How much patient variability is best for a clinical trial?

We know that with respect to a continuous outcome variable Y, the variation over patients that one seeks in, say, a two-treatment parallel group randomized trial is a minimum. That way the standard deviation of Y is smaller, and from a purely statistical standpoint one gains power from smaller SDs. For binary Y, one wants to maximize the variance because this is achieved at an incidence of 0.5 for the event, and we want lots of events in studies. What about baseline covariates X? We know that to estimate slopes, power and precision are optimized when X has the largest possible dispersion. When X is an adjustment variable and not the main variable (treatment), things are not as clear.

FDA has a guidance on enrichment strategies here. It has the following statements:

Sponsors of investigational drug products use a variety of strategies to enrich the study population by selecting a subset of patients in which the potential effect of a drug can more readily be demonstrated. Three broad categories of enrichment strategies as listed below are addressed in this guidance: (1) Strategies to decrease variability — These include choosing patients with baseline measurements of a disease or a biomarker characterizing the disease in a narrow range (decreased interpatient variability) and excluding patients whose disease or symptoms improve spontaneously or whose measurements are highly variable (decreased intrapatient variability). The decreased variability provided by these strategies would increase study power (see section III., Decreasing Variability). …

Is this guidance accurate in general? The only way that it makes sense to me in the no-interaction case is for the strange situation in which you have strong predictors X with high variance, but you do not want to adjust for them in ANCOVA. If X has large dispersion and you adjust for X as a covariate, the residual variance in Y, which is the variance that is important, will be as small as the variance of Y from a “pure” sample with all X values equal to some constant.
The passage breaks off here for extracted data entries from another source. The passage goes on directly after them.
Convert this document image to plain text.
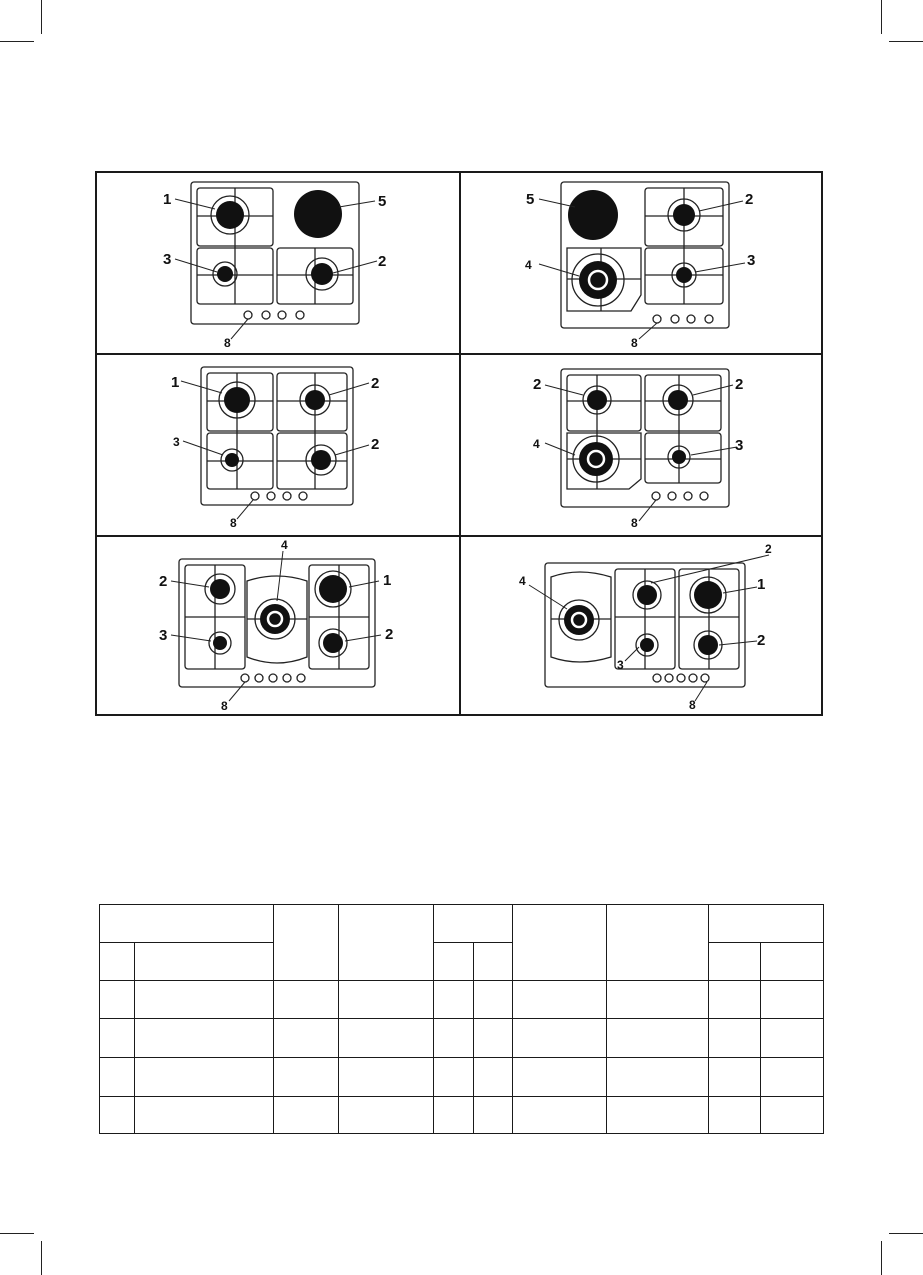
1	5
3	2
8
5	2
4	3
8
1	2
3	2
8
2	2
4	3
8
4
2	1
3	2
8
2
4	1
3
2
8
The guidance seems to pertain only to the case where there is an X \times treatment interaction that is known to exist in advance (these are fairly rare in practice). In that case you might enrich trial enrollment to an interval of X where the treatment effect is larger. (Even in this case one might learn more from doing probability sampling where patients in the X space where treatment effect is strongly suspected to be larger are enrolled with probability 1, and the probability of selection decreases as X moves farther from that region.)


Great post. Oncology is one of the fields where we truly have very strong X × treatment interactions in some cases. For example, presence of EGFR driver mutations in non-small cell lung cancer or BCR-ABL1 fusions in chronic myeloid leukemia. It is a good idea to enrich for those in trials.

Even in oncology, however, most such relationships are weaker and more complicated. Example: the expression of PD-L1 by immunohistochemistry in tumors cells in trials of immune checkpoint inhibitors. It is debatable whether and how one should enrich for this PD-L1 expression.

Question for @f2harrell: would you consider time to event outcomes as similar to continuous variables Y where smaller variations increase power and precision?


A good question. Only when the fraction of patients suffering an event is very large (say > 0.5) does a time-to-event outcome act like a continuous variable. In the usual situation with lots of censoring, it behaves more like a binary Y. There power increases with number of events, and studies are frequently enriched with high-risk patients.


If you know treatment efficacy and safety does not interact with patient characteristics, then it doesn’t make much sense to ensure participants are diverse. Problem is, you can only believe unless you really test it.

As a physician, I prefer to prescribe medication to children, pregnant women etc when the medication was actually tested in those groups. Unfortunately, we frequently don’t have such evidence, and whence we depend on extrapolation, observational data (with regard to pregnancy safety) and some luck.

i thought ethics was the argument for enrichment. otherwise the public may misconstrue the above justification as an attempt to “rig clinical trials”, especially if they have read eg marcia angell who i think spoke about run-in periods etc

Great post. Educational as always.

What if X is not perfectly measured?